SIMON BIRMINGHAM: I hope this money will be spent in South Australia, I want it to be spent in South Australia and if the State Government does not engage in the type of listening to industry that they should around this, I will try to find other ways to ensure that this money does come to South Australia. This is not about threatening to withdraw money from South Australia, this is about making sure that the money that is spent in South Australia, is spent wisely and in the right way.

JOURNALIST: and how long are you giving them to change their mind?

SIMON BIRMINGHAM: Clearly, today is the day that providers have been told they can no longer enrol students. Gail Gago, when she gets back to Australia needs to sit down next week with the people I met with today, listen to them and tell them and tell the Federal Government how she and Jay Weatherill are responding to their concerns.

JOURNALIST: Is there no other way around this than to remove the funding? Sure there are other levers that you have to try and get a resolution that will be agreeable to both the training providers and the government.

SIMON BIRMINGHAM: This is a state training market, it’s a state run system and the state is putting the terms down here. The one leverage the Federal Government has, which to a person, the people in this room implored me to use, is the funding that is available. So, we’ve heard the message loud and clear from employers, from students and from training providers that they want us to use this leverage. They want us to get the South Australian Government to listen. That’s what we will do. We will implore the South Australian Government to listen. Get back to Australia, Gail Gago and Jay Weatherill, and meet with these people.

JOURNALIST: How disappointing is it that it’s come to this point? 

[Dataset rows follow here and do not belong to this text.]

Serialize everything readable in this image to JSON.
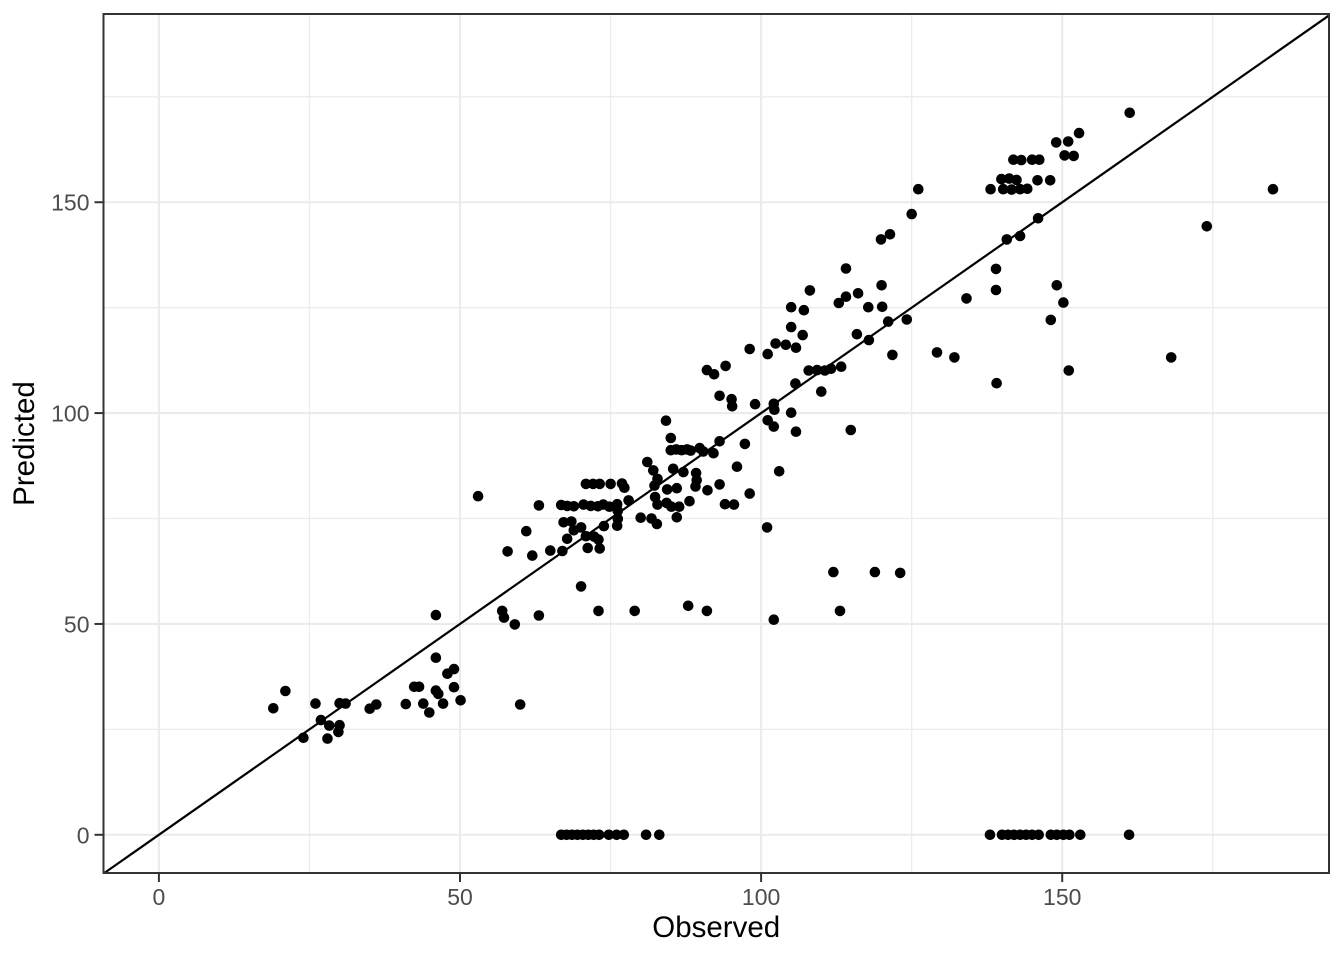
{
  "chart_data": {
    "type": "scatter",
    "title": "",
    "xlabel": "Observed",
    "ylabel": "Predicted",
    "xlim": [
      -9.2,
      194.3
    ],
    "ylim": [
      -9.06,
      194.64
    ],
    "x_major_ticks": [
      0,
      50,
      100,
      150
    ],
    "y_major_ticks": [
      0,
      50,
      100,
      150
    ],
    "x_minor_gridlines": [
      25,
      75,
      125,
      175
    ],
    "y_minor_gridlines": [
      25,
      75,
      125,
      175
    ],
    "grid": "major and minor, light grey on white panel",
    "legend_position": "none",
    "reference_line": {
      "type": "identity",
      "slope": 1,
      "intercept": 0,
      "color": "#000000"
    },
    "series": [
      {
        "name": "points",
        "marker": "circle",
        "marker_color": "#000000",
        "marker_radius_px": 5.3,
        "points": [
          [
            21.0,
            34.1
          ],
          [
            19.0,
            30.0
          ],
          [
            26.0,
            31.1
          ],
          [
            30.0,
            31.2
          ],
          [
            31.0,
            31.1
          ],
          [
            35.0,
            29.9
          ],
          [
            36.1,
            30.9
          ],
          [
            26.9,
            27.2
          ],
          [
            28.3,
            25.9
          ],
          [
            30.0,
            26.0
          ],
          [
            29.8,
            24.4
          ],
          [
            28.0,
            22.8
          ],
          [
            24.0,
            23.0
          ],
          [
            41.0,
            31.0
          ],
          [
            42.4,
            35.1
          ],
          [
            43.2,
            35.1
          ],
          [
            43.9,
            31.1
          ],
          [
            44.9,
            29.0
          ],
          [
            46.0,
            34.2
          ],
          [
            46.4,
            33.4
          ],
          [
            47.2,
            31.1
          ],
          [
            49.0,
            35.0
          ],
          [
            50.1,
            31.9
          ],
          [
            47.9,
            38.2
          ],
          [
            49.0,
            39.3
          ],
          [
            46.0,
            52.1
          ],
          [
            46.0,
            42.0
          ],
          [
            53.0,
            80.3
          ],
          [
            57.9,
            67.2
          ],
          [
            62.0,
            66.2
          ],
          [
            65.0,
            67.4
          ],
          [
            67.0,
            67.3
          ],
          [
            57.0,
            53.1
          ],
          [
            57.3,
            51.5
          ],
          [
            59.1,
            49.9
          ],
          [
            63.1,
            52.0
          ],
          [
            60.0,
            30.9
          ],
          [
            63.1,
            78.1
          ],
          [
            61.0,
            72.0
          ],
          [
            70.1,
            58.9
          ],
          [
            73.0,
            53.1
          ],
          [
            79.0,
            53.1
          ],
          [
            87.9,
            54.3
          ],
          [
            91.0,
            53.1
          ],
          [
            70.9,
            83.2
          ],
          [
            72.1,
            83.2
          ],
          [
            73.2,
            83.2
          ],
          [
            75.0,
            83.2
          ],
          [
            76.9,
            83.3
          ],
          [
            77.3,
            82.3
          ],
          [
            66.8,
            78.2
          ],
          [
            67.8,
            78.0
          ],
          [
            68.9,
            77.9
          ],
          [
            70.5,
            78.3
          ],
          [
            71.7,
            78.0
          ],
          [
            72.9,
            77.9
          ],
          [
            73.8,
            78.3
          ],
          [
            74.8,
            77.8
          ],
          [
            76.1,
            78.4
          ],
          [
            76.2,
            76.8
          ],
          [
            76.2,
            74.9
          ],
          [
            76.1,
            73.3
          ],
          [
            78.0,
            79.3
          ],
          [
            80.0,
            75.2
          ],
          [
            81.8,
            75.0
          ],
          [
            82.7,
            73.7
          ],
          [
            67.2,
            74.1
          ],
          [
            68.5,
            74.3
          ],
          [
            70.1,
            72.9
          ],
          [
            68.9,
            72.2
          ],
          [
            67.8,
            70.2
          ],
          [
            70.9,
            70.8
          ],
          [
            72.3,
            70.7
          ],
          [
            73.0,
            70.0
          ],
          [
            71.2,
            68.0
          ],
          [
            73.2,
            67.9
          ],
          [
            73.9,
            73.2
          ],
          [
            81.1,
            88.4
          ],
          [
            82.1,
            86.4
          ],
          [
            85.4,
            86.8
          ],
          [
            87.1,
            86.0
          ],
          [
            89.2,
            85.8
          ],
          [
            96.0,
            87.3
          ],
          [
            103.0,
            86.2
          ],
          [
            89.3,
            84.1
          ],
          [
            89.1,
            82.6
          ],
          [
            91.1,
            81.7
          ],
          [
            93.1,
            83.1
          ],
          [
            98.1,
            80.9
          ],
          [
            94.0,
            78.4
          ],
          [
            95.5,
            78.3
          ],
          [
            101.0,
            72.9
          ],
          [
            82.8,
            84.4
          ],
          [
            82.3,
            82.8
          ],
          [
            84.4,
            81.9
          ],
          [
            86.0,
            82.2
          ],
          [
            82.4,
            80.1
          ],
          [
            82.8,
            78.3
          ],
          [
            84.3,
            78.7
          ],
          [
            85.1,
            77.8
          ],
          [
            86.4,
            77.8
          ],
          [
            86.0,
            75.3
          ],
          [
            88.1,
            79.1
          ],
          [
            91.0,
            110.2
          ],
          [
            92.2,
            109.2
          ],
          [
            94.1,
            111.2
          ],
          [
            93.1,
            104.1
          ],
          [
            95.1,
            103.3
          ],
          [
            95.2,
            101.6
          ],
          [
            99.0,
            102.1
          ],
          [
            102.1,
            102.2
          ],
          [
            102.2,
            100.8
          ],
          [
            105.7,
            107.0
          ],
          [
            105.0,
            100.1
          ],
          [
            101.1,
            98.3
          ],
          [
            102.1,
            96.8
          ],
          [
            105.8,
            95.6
          ],
          [
            84.2,
            98.2
          ],
          [
            85.0,
            94.1
          ],
          [
            85.0,
            91.2
          ],
          [
            85.9,
            91.4
          ],
          [
            86.8,
            91.2
          ],
          [
            87.7,
            91.4
          ],
          [
            88.3,
            91.1
          ],
          [
            89.8,
            91.7
          ],
          [
            90.4,
            90.9
          ],
          [
            92.1,
            90.5
          ],
          [
            93.1,
            93.3
          ],
          [
            97.3,
            92.7
          ],
          [
            107.9,
            110.1
          ],
          [
            109.3,
            110.2
          ],
          [
            110.6,
            110.1
          ],
          [
            111.6,
            110.5
          ],
          [
            113.3,
            111.0
          ],
          [
            110.0,
            105.1
          ],
          [
            114.9,
            96.0
          ],
          [
            112.0,
            62.3
          ],
          [
            118.9,
            62.3
          ],
          [
            123.1,
            62.1
          ],
          [
            113.1,
            53.1
          ],
          [
            102.1,
            51.0
          ],
          [
            119.9,
            141.2
          ],
          [
            121.4,
            142.4
          ],
          [
            114.1,
            134.3
          ],
          [
            108.1,
            129.1
          ],
          [
            112.9,
            126.1
          ],
          [
            114.1,
            127.6
          ],
          [
            116.1,
            128.4
          ],
          [
            120.0,
            130.3
          ],
          [
            117.8,
            125.1
          ],
          [
            120.1,
            125.2
          ],
          [
            105.0,
            125.1
          ],
          [
            107.1,
            124.4
          ],
          [
            121.1,
            121.7
          ],
          [
            124.2,
            122.2
          ],
          [
            105.0,
            120.4
          ],
          [
            106.9,
            118.5
          ],
          [
            98.1,
            115.2
          ],
          [
            101.1,
            114.0
          ],
          [
            102.4,
            116.5
          ],
          [
            104.1,
            116.2
          ],
          [
            105.8,
            115.5
          ],
          [
            115.9,
            118.7
          ],
          [
            117.9,
            117.3
          ],
          [
            121.8,
            113.8
          ],
          [
            126.1,
            153.1
          ],
          [
            125.0,
            147.2
          ],
          [
            138.1,
            153.1
          ],
          [
            139.9,
            155.5
          ],
          [
            141.2,
            155.6
          ],
          [
            142.4,
            155.3
          ],
          [
            140.2,
            153.1
          ],
          [
            141.6,
            153.0
          ],
          [
            143.0,
            153.1
          ],
          [
            144.2,
            153.2
          ],
          [
            141.9,
            160.1
          ],
          [
            143.2,
            160.0
          ],
          [
            145.0,
            160.1
          ],
          [
            146.2,
            160.1
          ],
          [
            145.9,
            155.2
          ],
          [
            148.0,
            155.2
          ],
          [
            149.0,
            164.2
          ],
          [
            151.0,
            164.4
          ],
          [
            152.8,
            166.4
          ],
          [
            150.4,
            161.1
          ],
          [
            151.9,
            161.0
          ],
          [
            140.8,
            141.2
          ],
          [
            143.0,
            142.0
          ],
          [
            146.0,
            146.2
          ],
          [
            161.2,
            171.2
          ],
          [
            185.0,
            153.1
          ],
          [
            174.0,
            144.3
          ],
          [
            139.0,
            134.2
          ],
          [
            139.0,
            129.2
          ],
          [
            134.1,
            127.2
          ],
          [
            149.1,
            130.3
          ],
          [
            150.2,
            126.2
          ],
          [
            148.1,
            122.1
          ],
          [
            129.2,
            114.4
          ],
          [
            132.1,
            113.2
          ],
          [
            151.1,
            110.1
          ],
          [
            168.1,
            113.2
          ],
          [
            139.1,
            107.1
          ],
          [
            66.8,
            0
          ],
          [
            67.7,
            0
          ],
          [
            68.6,
            0
          ],
          [
            69.5,
            0
          ],
          [
            70.4,
            0
          ],
          [
            71.3,
            0
          ],
          [
            72.2,
            0
          ],
          [
            73.1,
            0
          ],
          [
            74.7,
            0
          ],
          [
            76.0,
            0
          ],
          [
            77.2,
            0
          ],
          [
            80.9,
            0
          ],
          [
            83.1,
            0
          ],
          [
            138.0,
            0
          ],
          [
            140.0,
            0
          ],
          [
            141.0,
            0
          ],
          [
            142.0,
            0
          ],
          [
            143.0,
            0
          ],
          [
            144.0,
            0
          ],
          [
            145.0,
            0
          ],
          [
            146.1,
            0
          ],
          [
            148.1,
            0
          ],
          [
            149.1,
            0
          ],
          [
            150.2,
            0
          ],
          [
            151.2,
            0
          ],
          [
            153.0,
            0
          ],
          [
            161.1,
            0
          ]
        ]
      }
    ],
    "style": {
      "panel_background": "#ffffff",
      "figure_background": "#ffffff",
      "panel_border_color": "#333333",
      "major_grid_color": "#ebebeb",
      "minor_grid_color": "#ececec",
      "tick_color": "#333333",
      "tick_label_color": "#4d4d4d",
      "axis_title_color": "#000000"
    }
  }
}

SIMON BIRMINGHAM: It’s incredibly disappointing. I want to see as much money invested as wisely as possible in training in South Australia in to the future and I think it’s incredibly important that that money is used for quality training that is as cost effective as possible. It’s not about TAFE versuss private providers. It’s about giving students and employers choice to access the training they need in the future for the jobs that will exist in the future. That’s what we want the government to do.